A central question in exotic-hadron physics is their internal structure whether these states are loosely bound hadronic molecules or compact multiquark configurations. To shed light on this issue, we develop a model that incorporates mixing between hadronic-molecular and compact multiquark components. We then apply this framework to the specific case of the $T_{cc}(3875)^+$ and analyze the peak structure in the $D^0D^0π^+$ invariant-mass spectrum reported by LHCb.
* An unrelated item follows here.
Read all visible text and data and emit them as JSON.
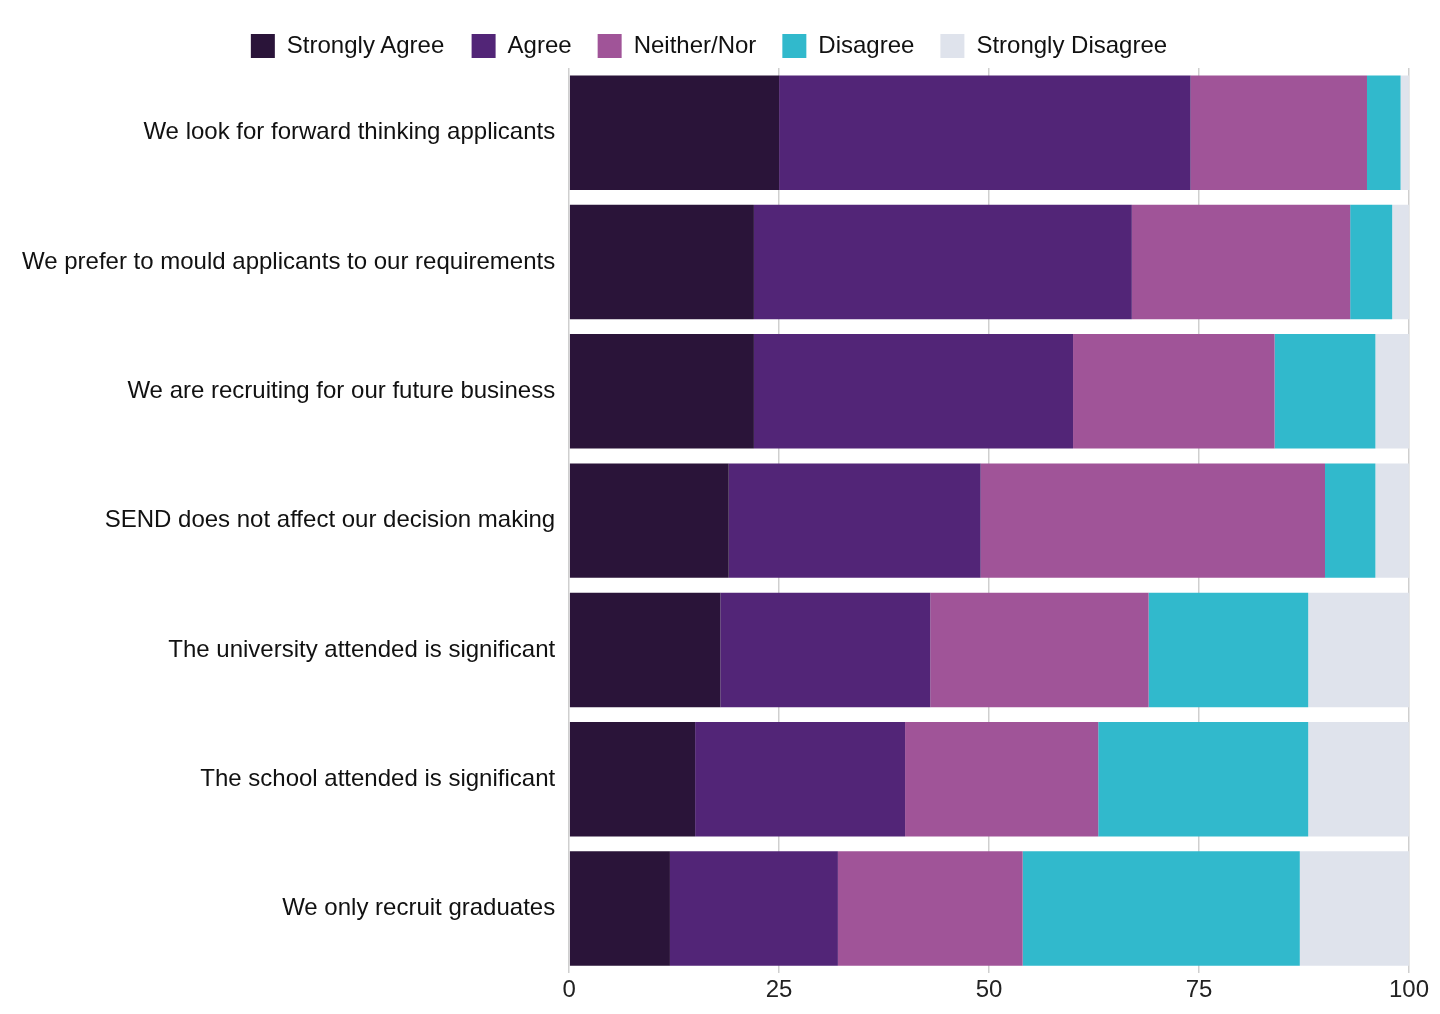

We find that a scenario based on a predominantly compact tetraquark provides the best fitted solution which can explain the $T_{cc}(3875)^+$. We also find that the model admits two more solutions of comparable quality, both of which imply that the $T_{cc}(3875)^+$ is a molecular state: (1) the $T_{cc}(3875)^+$ is a $D^{*+}D^0$ molecule and there is a $D^{*0}D^+$ molecular state in addition; (2) the $T_{cc}(3875)^+$ is a $D^{*0}D^+$ molecule and an aditional $D^{*+}D^0$ molecular state is found below $D^0D^0π^+$ threshold. These molecular states are not simple $I = 0$ states, but mixtures of $I = 0$ and $I = 1$ states. We show that all three scenarios are also consistent with the experimentally observed near-threshold $D^0D^0$ and $D^0D^+$ invariant-mass distributions.

Figures (3)

• Figure 1: Fitted results of $D^0D^0\pi^+$ invariant mass spectrum of each three scenarios: Mol.+Compact (solid, orange), Mol. 1 (dotted, blue), and Mol. 2 (dashed, red) with the parameters in Table \ref{['tbl:Best Fitted parameters']}. Experimental 200 keV binned $D^0D^0\pi^+$ data are shown by black points with statistical error bars. Vertical gray dashed lines mark the $D^{*+}D^0$ and $D^{*0}D^+$ thresholds.
• Figure 2: The binding energies obtained in each scenario. Red horizontal bars indicate the pole locations. Two poles are obtained in Mol. 1 and Mol. 2, while only one single near-threshold pole is found in the Mol.+Compact scenario. Blue arrows annotate the binding energies measured from the threshold of the dominant channel assigned analyzing the residue of the scattering amplitude. For the M+C scenario, the value $-954\,$ keV is measured from the $m_{4q}$. The values shown in parentheses are the differences from the $D^{*+}D^0$ threshold. The orange band shows the LHCb determination of mass of $T_{cc}^+$.
• Figure 3: Expected $DD$ invariant-mass distributions derived from the $D^0D^0\pi^+$ analysis. Left:$T_{cc}^+\!\to D^0D^0\pi^+$. Right:$T_{cc}^+\!\to D^0D^+\pi^0$ predicted from the $D^0D^+\pi^0$ amplitude computed with the same parameter set that was fitted to the 200 keV-binned $D^0D^0\pi^+$ spectrum.